Nearly 70 climate change activists arrested outside New York Times headquarters

Dozens of people were arrested outside headquarters of The New York Times on Saturday after  a demonstration to demand that the newspaper refer to climate change as an emergency. 

A New York City Police Department spokesman told Reuters that 67 people were arrested. Charges against the activists are pending. 


The demonstrators, who were reportedly affiliated with the environmental group Extinction Rebellion, attached a sign reading “climate change = mass murder" to the Times' building. The word "change" was crossed out and replaced it with "emergency."

Another sign was affixed to the Port Authority Bus Terminal located across the street from the newspaper's headquarters, Reuters reported. That banner simply read "emergency."

Protestors also blocked the street in front of the office while participating in a "die in," according to the news service. 

Police later removed the banners and arrested individuals who had climbed atop an overhang of the Times' building. 

Extinction Rebellion describes itself as an environmental group whose mission is to create a "world that is fit for generations to come." The group adds on its website that it is a "non-violent rebellion against the U.S. government for its criminal inaction on the ecological crisis."

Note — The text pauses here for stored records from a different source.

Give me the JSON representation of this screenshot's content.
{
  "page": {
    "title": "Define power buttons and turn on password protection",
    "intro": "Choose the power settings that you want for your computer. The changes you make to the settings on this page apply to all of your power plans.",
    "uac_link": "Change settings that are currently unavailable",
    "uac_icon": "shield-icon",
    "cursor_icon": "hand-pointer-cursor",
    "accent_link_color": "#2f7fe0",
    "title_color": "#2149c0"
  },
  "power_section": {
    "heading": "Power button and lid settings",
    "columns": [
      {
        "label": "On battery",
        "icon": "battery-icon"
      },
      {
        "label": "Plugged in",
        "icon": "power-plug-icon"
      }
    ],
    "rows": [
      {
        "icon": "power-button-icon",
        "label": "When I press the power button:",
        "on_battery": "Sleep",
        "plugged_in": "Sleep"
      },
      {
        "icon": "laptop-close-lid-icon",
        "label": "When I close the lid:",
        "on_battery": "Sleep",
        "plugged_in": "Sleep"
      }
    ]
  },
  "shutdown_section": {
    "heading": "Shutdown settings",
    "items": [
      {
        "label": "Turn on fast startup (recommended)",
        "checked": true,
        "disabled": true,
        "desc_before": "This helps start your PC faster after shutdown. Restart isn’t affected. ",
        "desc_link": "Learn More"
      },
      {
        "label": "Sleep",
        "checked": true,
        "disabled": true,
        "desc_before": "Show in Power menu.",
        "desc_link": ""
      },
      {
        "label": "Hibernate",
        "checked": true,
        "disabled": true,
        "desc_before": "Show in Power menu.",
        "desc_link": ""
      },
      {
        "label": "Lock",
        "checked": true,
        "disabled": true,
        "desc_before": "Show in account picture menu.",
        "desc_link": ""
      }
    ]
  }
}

"The New York Times can take the lead reporting on the climate emergency," Eve Mosher, a spokesman for the group, told CNN. "They should be treating it like World War II. Where there were headlines every day."
The newspaper stood by its reporting of the climate crisis in a statement to CNN, saying that no national news organization "devotes more time, staff or resources to producing deeply reported coverage to help readers understand climate change." 
"We fully support this group's right to express their point of view," the statement added, "even when we disagree with it as it relates to our coverage."